Technocrats argue that EAC’s handling of the project will save the countries from sourcing for finances individually, allowing them to do so as a bloc. A new feasibility study is being done and funds have been secured for extension of the pipeline up to Bujumbura.

Advertisement

The decision is likely to spark off protracted legal battles with huge costs as it becomes evident that Tamoil East Africa Ltd will not take the move lightly.

“We have replied to the notice with enough evidence to show that the governments have delayed the projects. We have so far spent $12 million on engineers, and there is paper work to show that we have surveyed the land from Kenya to Uganda and recorded every single farmer, but evaluating the land took the governments years,” said Tamoil East Africa’s chairman Habib Kagimu.

The re-designing of the pipeline too, that included expanding the pipe sizes from 6 to 10 inches and engineering a reverse model that will let oil flow in both directions, was done in consideration of oil movement from Uganda to the coast as Uganda intends to refine its oil domestically.

This redesign added to the delay in the project and also pushed its cost to $300 million, up from the original $80 million. It is this figure that raises further doubts over Tamoil’s capacity to finance the project without help from Tripoli.

Even then Tamoil’s other project — the Eldoret-Kampala oil pipeline — hangs in the balance. Its links to Libya, which is expected to bankroll the project, raises two issues: First if the company has capacity to meet the financial obligations to completion of the work, and secondly if the company is legally permitted to operate owing to UN sanctions on Libya.

In March, the UN Security Council resolved to impose among other restrictions an asset freeze on Libya following the ongoing rebellion that seeks to oust Gaddafi from power.

The freeze on assets applies to funds, financial assets and economic resources in any territories of the UN member countries. According to the resolution, it does not matter whether the assets are run by an individual or entities directly or indirectly acting on behalf of the Libyan government.

Due to these sanctions, the Kenya and Uganda governments have played safe, transferring the project to the EAC as they sought out the legality of Tamoil’s position. The two countries have engaged their Attorney Generals who are yet to give an interpretation on the issue.

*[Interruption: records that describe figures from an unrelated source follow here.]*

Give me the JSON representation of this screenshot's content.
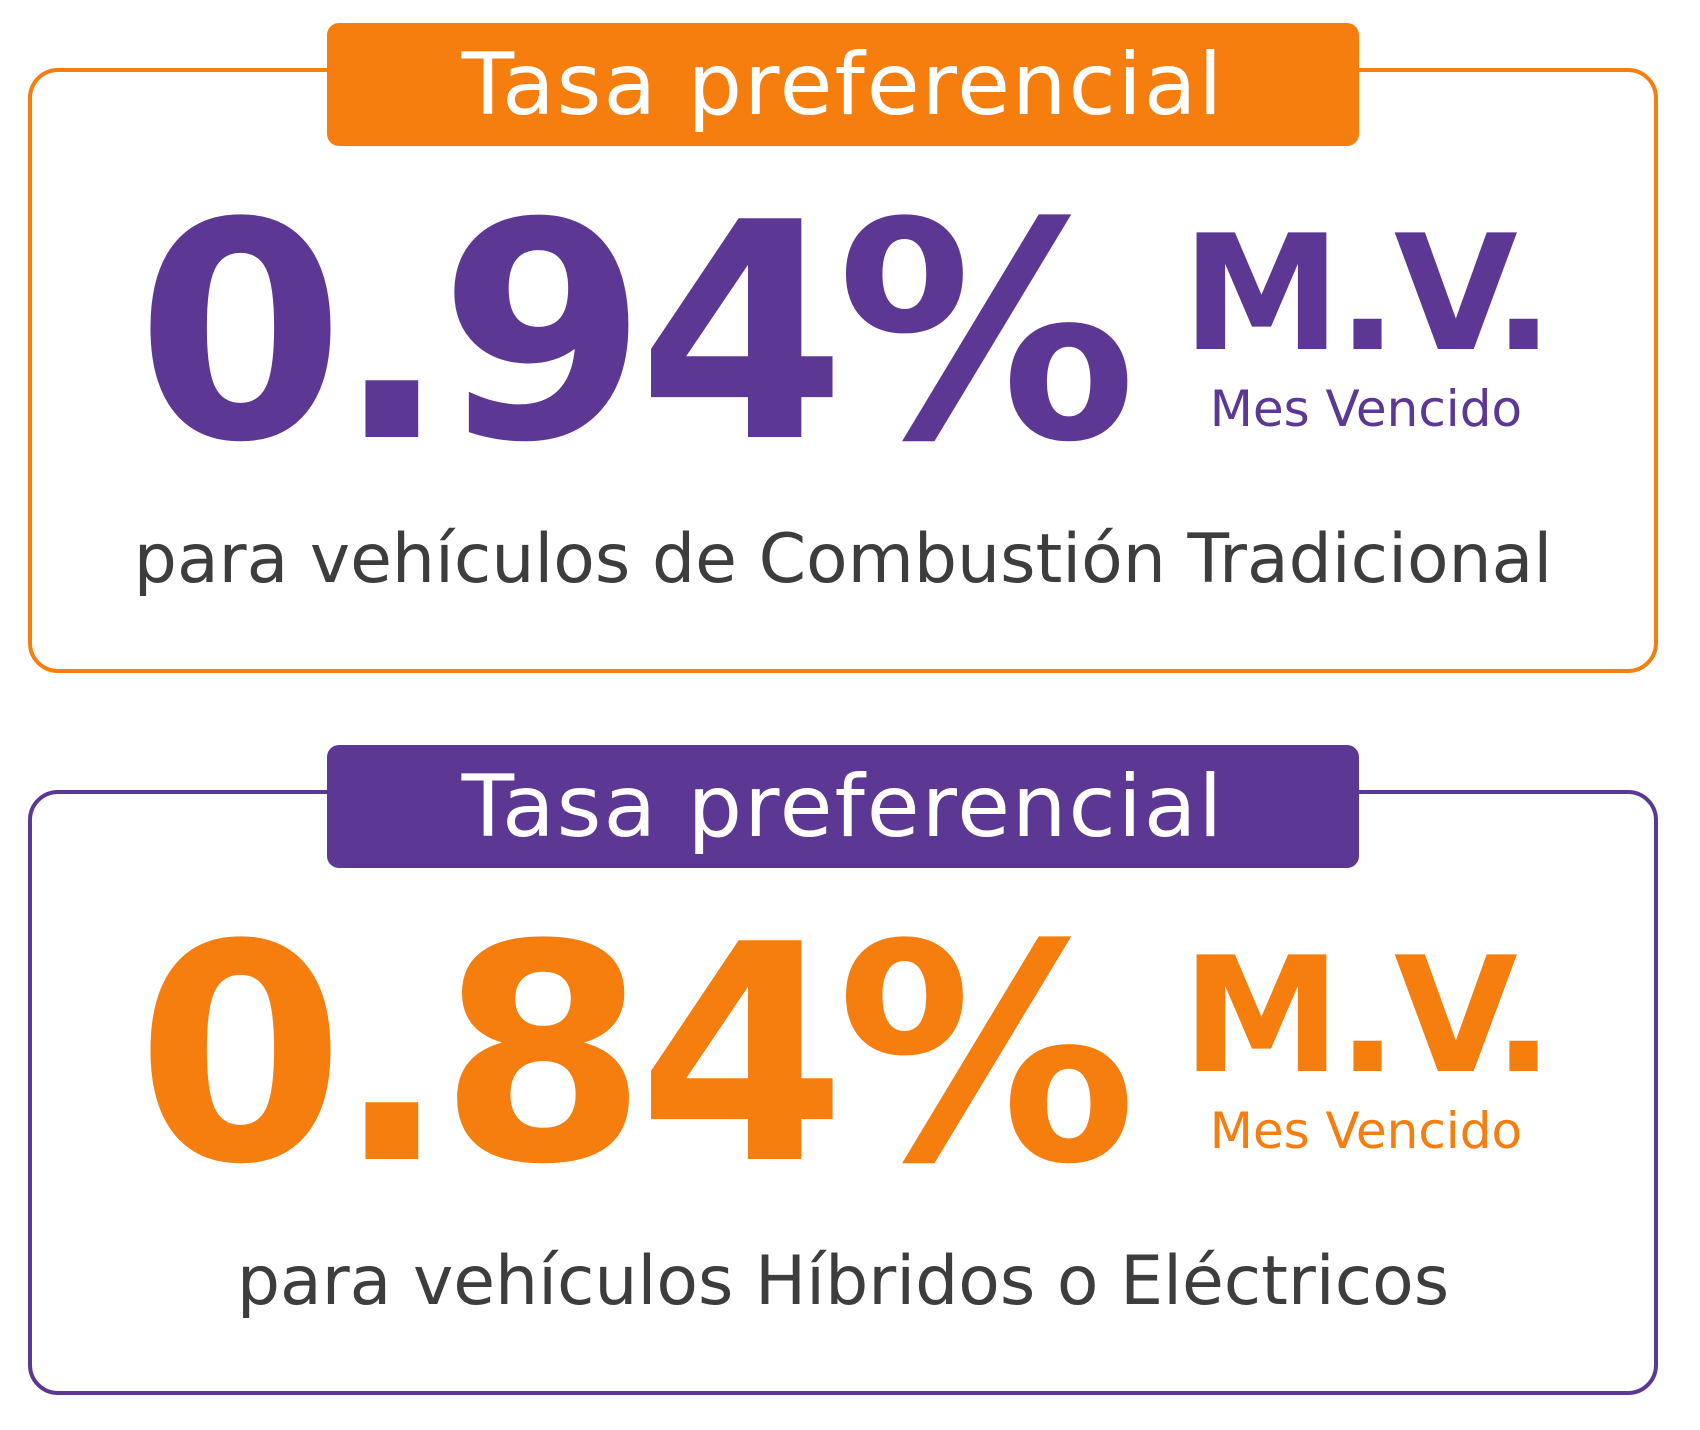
{
  "colors": {
    "orange": "#F57E0E",
    "purple": "#5C3894",
    "caption_text": "#3D3D3D",
    "banner_text": "#FFFFFF",
    "background": "#FFFFFF"
  },
  "cards": [
    {
      "banner_label": "Tasa preferencial",
      "rate_value": "0.94%",
      "period_abbr": "M.V.",
      "period_full": "Mes Vencido",
      "caption": "para vehículos de Combustión Tradicional",
      "accent_color": "#F57E0E",
      "rate_color": "#5C3894"
    },
    {
      "banner_label": "Tasa preferencial",
      "rate_value": "0.84%",
      "period_abbr": "M.V.",
      "period_full": "Mes Vencido",
      "caption": "para vehículos Híbridos o Eléctricos",
      "accent_color": "#5C3894",
      "rate_color": "#F57E0E"
    }
  ]
}
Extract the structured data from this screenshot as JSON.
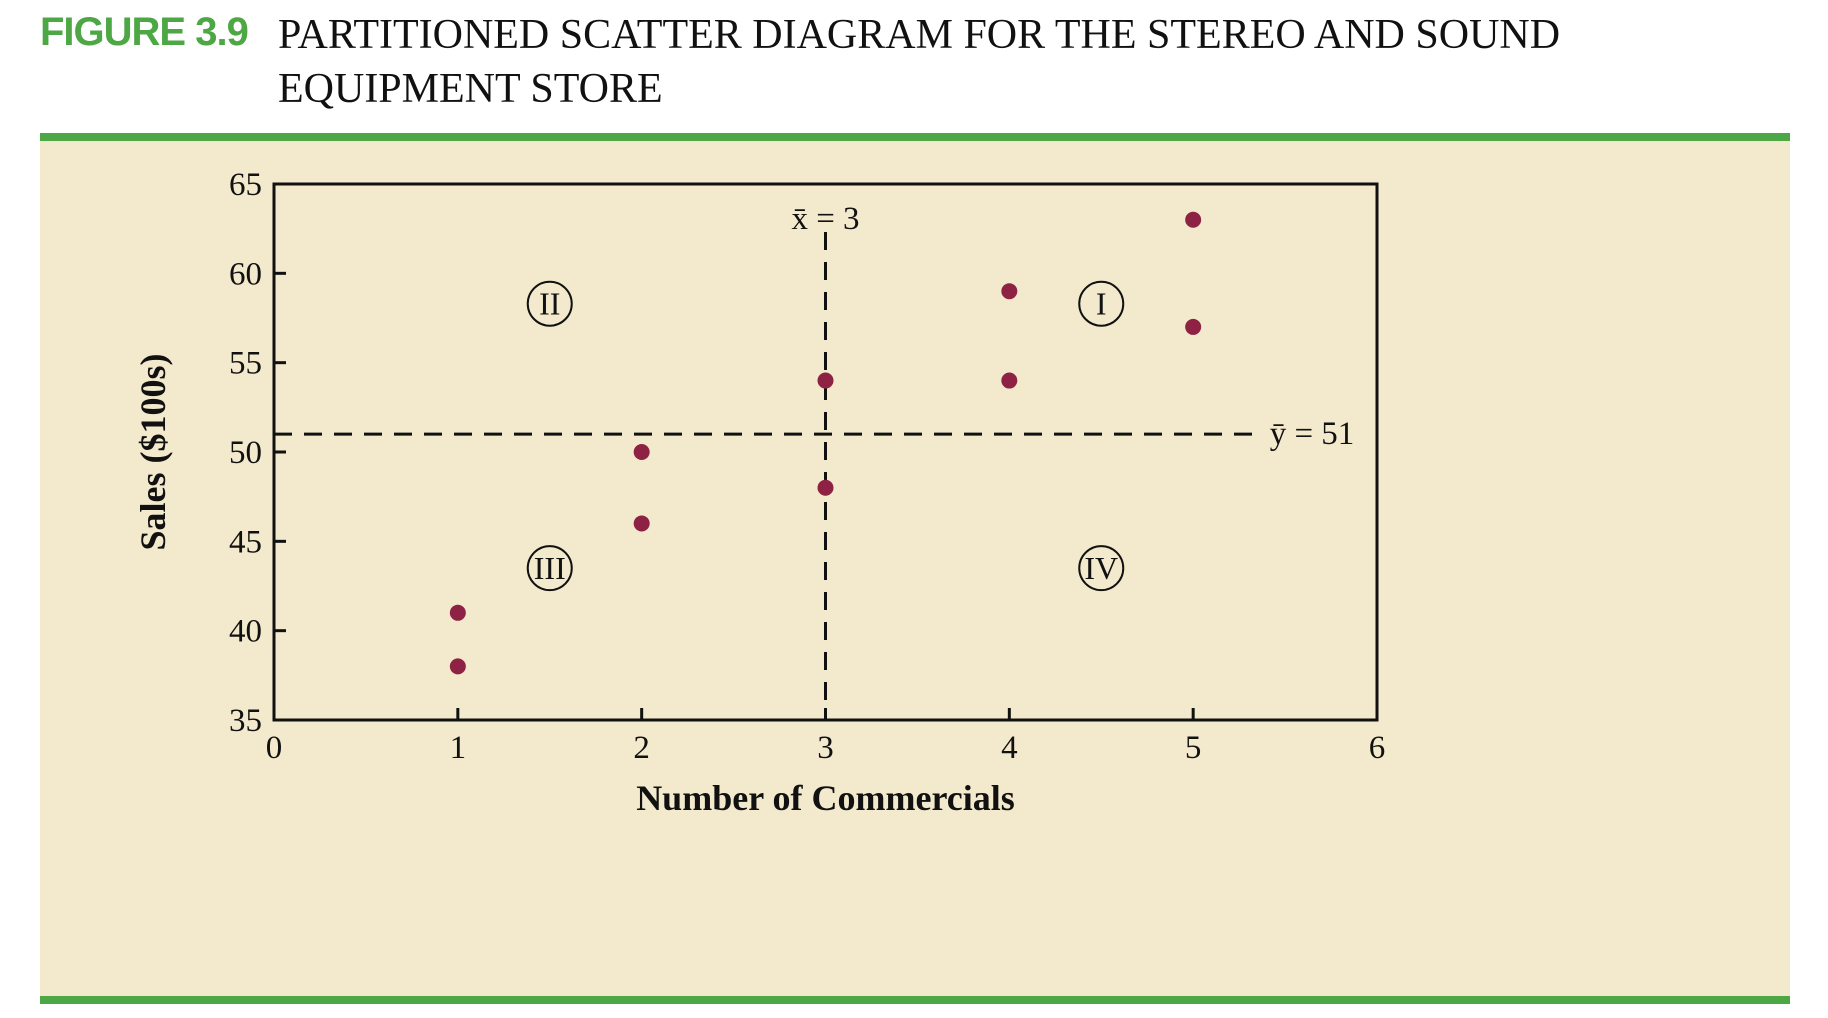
{
  "figure": {
    "label": "FIGURE 3.9",
    "title": "PARTITIONED SCATTER DIAGRAM FOR THE STEREO AND SOUND EQUIPMENT STORE"
  },
  "colors": {
    "accent": "#4ca744",
    "panel": "#f3e9cc",
    "points": "#8e2244"
  },
  "chart_data": {
    "type": "scatter",
    "xlabel": "Number of Commercials",
    "ylabel": "Sales ($100s)",
    "xlim": [
      0,
      6
    ],
    "ylim": [
      35,
      65
    ],
    "x_ticks": [
      "0",
      "1",
      "2",
      "3",
      "4",
      "5",
      "6"
    ],
    "y_ticks": [
      "35",
      "40",
      "45",
      "50",
      "55",
      "60",
      "65"
    ],
    "points": [
      {
        "x": 1,
        "y": 41
      },
      {
        "x": 1,
        "y": 38
      },
      {
        "x": 2,
        "y": 50
      },
      {
        "x": 2,
        "y": 46
      },
      {
        "x": 3,
        "y": 54
      },
      {
        "x": 3,
        "y": 48
      },
      {
        "x": 4,
        "y": 59
      },
      {
        "x": 4,
        "y": 54
      },
      {
        "x": 5,
        "y": 63
      },
      {
        "x": 5,
        "y": 57
      }
    ],
    "x_mean": 3,
    "y_mean": 51,
    "x_mean_label": "x̄ = 3",
    "y_mean_label": "ȳ = 51",
    "grid": false,
    "quadrants": [
      {
        "label": "I",
        "x": 4.5,
        "y": 58.3
      },
      {
        "label": "II",
        "x": 1.5,
        "y": 58.3
      },
      {
        "label": "III",
        "x": 1.5,
        "y": 43.5
      },
      {
        "label": "IV",
        "x": 4.5,
        "y": 43.5
      }
    ]
  }
}
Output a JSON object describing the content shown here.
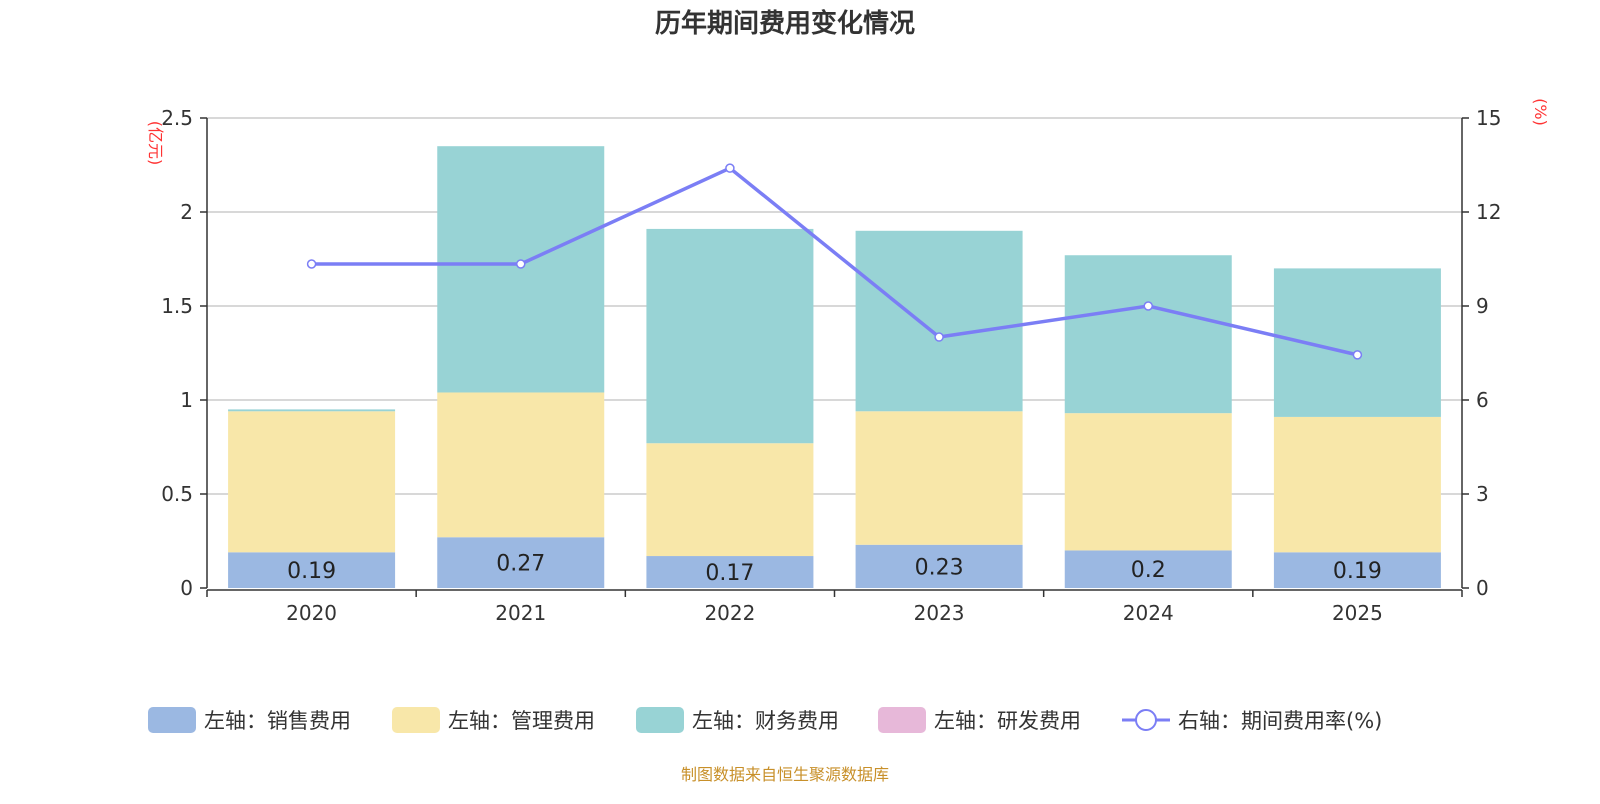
{
  "chart_data": {
    "type": "bar",
    "stacked": true,
    "title": "历年期间费用变化情况",
    "categories": [
      "2020",
      "2021",
      "2022",
      "2023",
      "2024",
      "2025"
    ],
    "left_axis": {
      "label": "(亿元)",
      "ylim": [
        0,
        2.5
      ],
      "ticks": [
        "0",
        "0.5",
        "1",
        "1.5",
        "2",
        "2.5"
      ]
    },
    "right_axis": {
      "label": "(%)",
      "ylim": [
        0,
        15
      ],
      "ticks": [
        "0",
        "3",
        "6",
        "9",
        "12",
        "15"
      ]
    },
    "grid": true,
    "legend_position": "bottom",
    "series": [
      {
        "name": "左轴：销售费用",
        "axis": "left",
        "type": "bar",
        "color": "#9bb8e2",
        "values": [
          0.19,
          0.27,
          0.17,
          0.23,
          0.2,
          0.19
        ],
        "labels": [
          "0.19",
          "0.27",
          "0.17",
          "0.23",
          "0.2",
          "0.19"
        ]
      },
      {
        "name": "左轴：管理费用",
        "axis": "left",
        "type": "bar",
        "color": "#f8e7a9",
        "values": [
          0.75,
          0.77,
          0.6,
          0.71,
          0.73,
          0.72
        ]
      },
      {
        "name": "左轴：财务费用",
        "axis": "left",
        "type": "bar",
        "color": "#98d3d5",
        "values": [
          0.01,
          1.31,
          1.14,
          0.96,
          0.84,
          0.79
        ]
      },
      {
        "name": "左轴：研发费用",
        "axis": "left",
        "type": "bar",
        "color": "#e7b8d9",
        "values": [
          0,
          0,
          0,
          0,
          0,
          0
        ]
      },
      {
        "name": "右轴：期间费用率(%)",
        "axis": "right",
        "type": "line",
        "color": "#7b7ef5",
        "values": [
          10.34,
          10.34,
          13.4,
          8.01,
          9.0,
          7.44
        ]
      }
    ]
  },
  "footer": "制图数据来自恒生聚源数据库",
  "colors": {
    "axis_label": "#ff3333",
    "footer": "#c8902a"
  }
}
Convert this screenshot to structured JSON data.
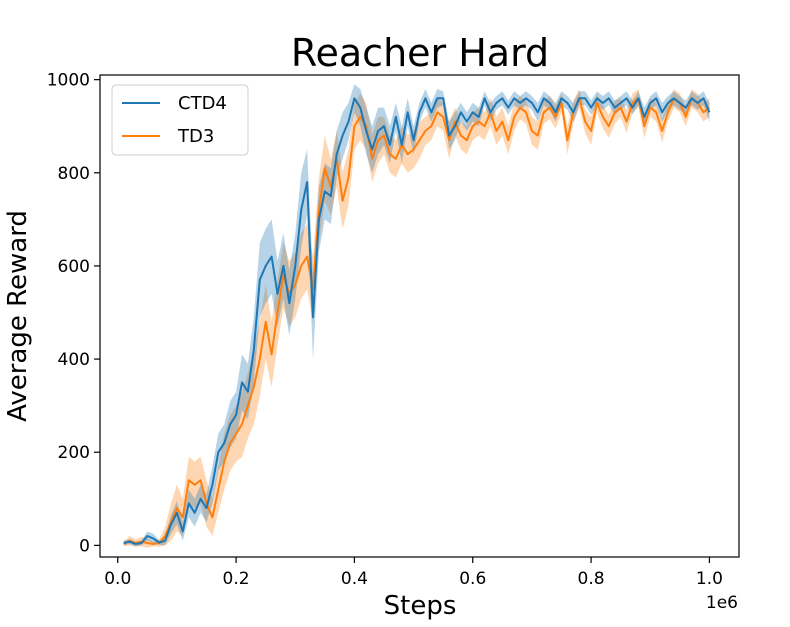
{
  "chart_data": {
    "type": "line",
    "title": "Reacher Hard",
    "xlabel": "Steps",
    "ylabel": "Average Reward",
    "x_offset_label": "1e6",
    "xlim": [
      -0.03,
      1.05
    ],
    "ylim": [
      -25,
      1010
    ],
    "x_ticks": [
      0.0,
      0.2,
      0.4,
      0.6,
      0.8,
      1.0
    ],
    "x_tick_labels": [
      "0.0",
      "0.2",
      "0.4",
      "0.6",
      "0.8",
      "1.0"
    ],
    "y_ticks": [
      0,
      200,
      400,
      600,
      800,
      1000
    ],
    "y_tick_labels": [
      "0",
      "200",
      "400",
      "600",
      "800",
      "1000"
    ],
    "grid": false,
    "legend_position": "top-left",
    "x": [
      0.01,
      0.02,
      0.03,
      0.04,
      0.05,
      0.06,
      0.07,
      0.08,
      0.09,
      0.1,
      0.11,
      0.12,
      0.13,
      0.14,
      0.15,
      0.16,
      0.17,
      0.18,
      0.19,
      0.2,
      0.21,
      0.22,
      0.23,
      0.24,
      0.25,
      0.26,
      0.27,
      0.28,
      0.29,
      0.3,
      0.31,
      0.32,
      0.33,
      0.34,
      0.35,
      0.36,
      0.37,
      0.38,
      0.39,
      0.4,
      0.41,
      0.42,
      0.43,
      0.44,
      0.45,
      0.46,
      0.47,
      0.48,
      0.49,
      0.5,
      0.51,
      0.52,
      0.53,
      0.54,
      0.55,
      0.56,
      0.57,
      0.58,
      0.59,
      0.6,
      0.61,
      0.62,
      0.63,
      0.64,
      0.65,
      0.66,
      0.67,
      0.68,
      0.69,
      0.7,
      0.71,
      0.72,
      0.73,
      0.74,
      0.75,
      0.76,
      0.77,
      0.78,
      0.79,
      0.8,
      0.81,
      0.82,
      0.83,
      0.84,
      0.85,
      0.86,
      0.87,
      0.88,
      0.89,
      0.9,
      0.91,
      0.92,
      0.93,
      0.94,
      0.95,
      0.96,
      0.97,
      0.98,
      0.99,
      1.0
    ],
    "series": [
      {
        "name": "CTD4",
        "color": "#1f77b4",
        "values": [
          5,
          8,
          3,
          5,
          20,
          15,
          6,
          10,
          45,
          70,
          30,
          90,
          70,
          100,
          80,
          130,
          200,
          220,
          260,
          280,
          350,
          330,
          420,
          570,
          600,
          620,
          540,
          600,
          520,
          600,
          720,
          780,
          490,
          700,
          760,
          750,
          840,
          880,
          910,
          960,
          940,
          890,
          850,
          890,
          900,
          860,
          920,
          860,
          930,
          870,
          930,
          960,
          930,
          960,
          960,
          880,
          900,
          930,
          910,
          930,
          920,
          960,
          930,
          950,
          960,
          940,
          960,
          950,
          960,
          950,
          930,
          960,
          950,
          930,
          960,
          950,
          930,
          960,
          960,
          940,
          960,
          950,
          960,
          940,
          950,
          960,
          940,
          960,
          920,
          950,
          960,
          930,
          950,
          960,
          950,
          940,
          960,
          950,
          960,
          930
        ],
        "band": [
          5,
          5,
          5,
          5,
          10,
          10,
          5,
          10,
          20,
          25,
          20,
          30,
          30,
          30,
          30,
          40,
          40,
          40,
          50,
          50,
          60,
          60,
          70,
          80,
          80,
          80,
          70,
          70,
          70,
          70,
          80,
          70,
          90,
          70,
          60,
          60,
          50,
          50,
          40,
          30,
          40,
          50,
          50,
          50,
          40,
          40,
          30,
          40,
          30,
          30,
          20,
          20,
          20,
          20,
          15,
          30,
          30,
          20,
          20,
          20,
          20,
          15,
          20,
          15,
          15,
          15,
          15,
          15,
          15,
          15,
          20,
          15,
          15,
          20,
          15,
          15,
          20,
          15,
          15,
          15,
          15,
          15,
          15,
          15,
          15,
          15,
          15,
          15,
          20,
          15,
          15,
          20,
          15,
          15,
          15,
          15,
          15,
          15,
          15,
          20
        ]
      },
      {
        "name": "TD3",
        "color": "#ff7f0e",
        "values": [
          3,
          10,
          5,
          8,
          5,
          3,
          5,
          20,
          50,
          80,
          60,
          140,
          130,
          140,
          90,
          60,
          120,
          180,
          220,
          240,
          260,
          300,
          340,
          400,
          480,
          410,
          500,
          580,
          540,
          560,
          600,
          620,
          550,
          720,
          810,
          770,
          830,
          740,
          790,
          900,
          920,
          900,
          830,
          870,
          880,
          840,
          830,
          860,
          840,
          850,
          870,
          890,
          900,
          930,
          920,
          870,
          910,
          880,
          870,
          900,
          910,
          900,
          930,
          890,
          910,
          870,
          920,
          940,
          930,
          890,
          880,
          930,
          940,
          920,
          950,
          870,
          930,
          960,
          910,
          890,
          950,
          920,
          900,
          930,
          940,
          910,
          950,
          960,
          900,
          940,
          930,
          890,
          930,
          960,
          950,
          920,
          960,
          950,
          930,
          940
        ],
        "band": [
          5,
          10,
          8,
          10,
          10,
          5,
          8,
          20,
          40,
          50,
          40,
          50,
          50,
          50,
          50,
          40,
          50,
          60,
          60,
          60,
          70,
          70,
          80,
          80,
          80,
          70,
          70,
          70,
          70,
          70,
          70,
          70,
          70,
          70,
          70,
          60,
          60,
          60,
          60,
          50,
          50,
          50,
          50,
          50,
          40,
          40,
          40,
          40,
          40,
          40,
          40,
          30,
          30,
          30,
          30,
          40,
          30,
          30,
          30,
          30,
          30,
          30,
          30,
          30,
          30,
          30,
          30,
          25,
          25,
          30,
          30,
          25,
          25,
          25,
          20,
          30,
          25,
          20,
          25,
          30,
          20,
          25,
          25,
          25,
          20,
          25,
          20,
          20,
          25,
          20,
          20,
          25,
          20,
          20,
          20,
          20,
          20,
          20,
          20,
          20
        ]
      }
    ]
  }
}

Early this month, the two governments’ Joint Coordination Committee (the organ charged with negotiating the project’s procurement and supervision of its progress) held a meeting to chart the way forward in regard to the project.

“The position of the governments is that we need to understand how the issues of the sanctions will affect Tamoil. We want them to respond to us and demonstrate that they can financially carry on with the project,” Fred Kabagambe Kaliisa, Permanent Secretary in the Energy Ministry told the East African.

Tamoil contends that the sanctions do not affect its operation because it is not controlled by the Libyan government. “All we want is for the Kenya and Uganda government to meet their obligations.

“The governments are yet to sign the agreements that allow us to operate. They have not given us land upon which to work. How do we start work without land?” askedd Mr Kagimu.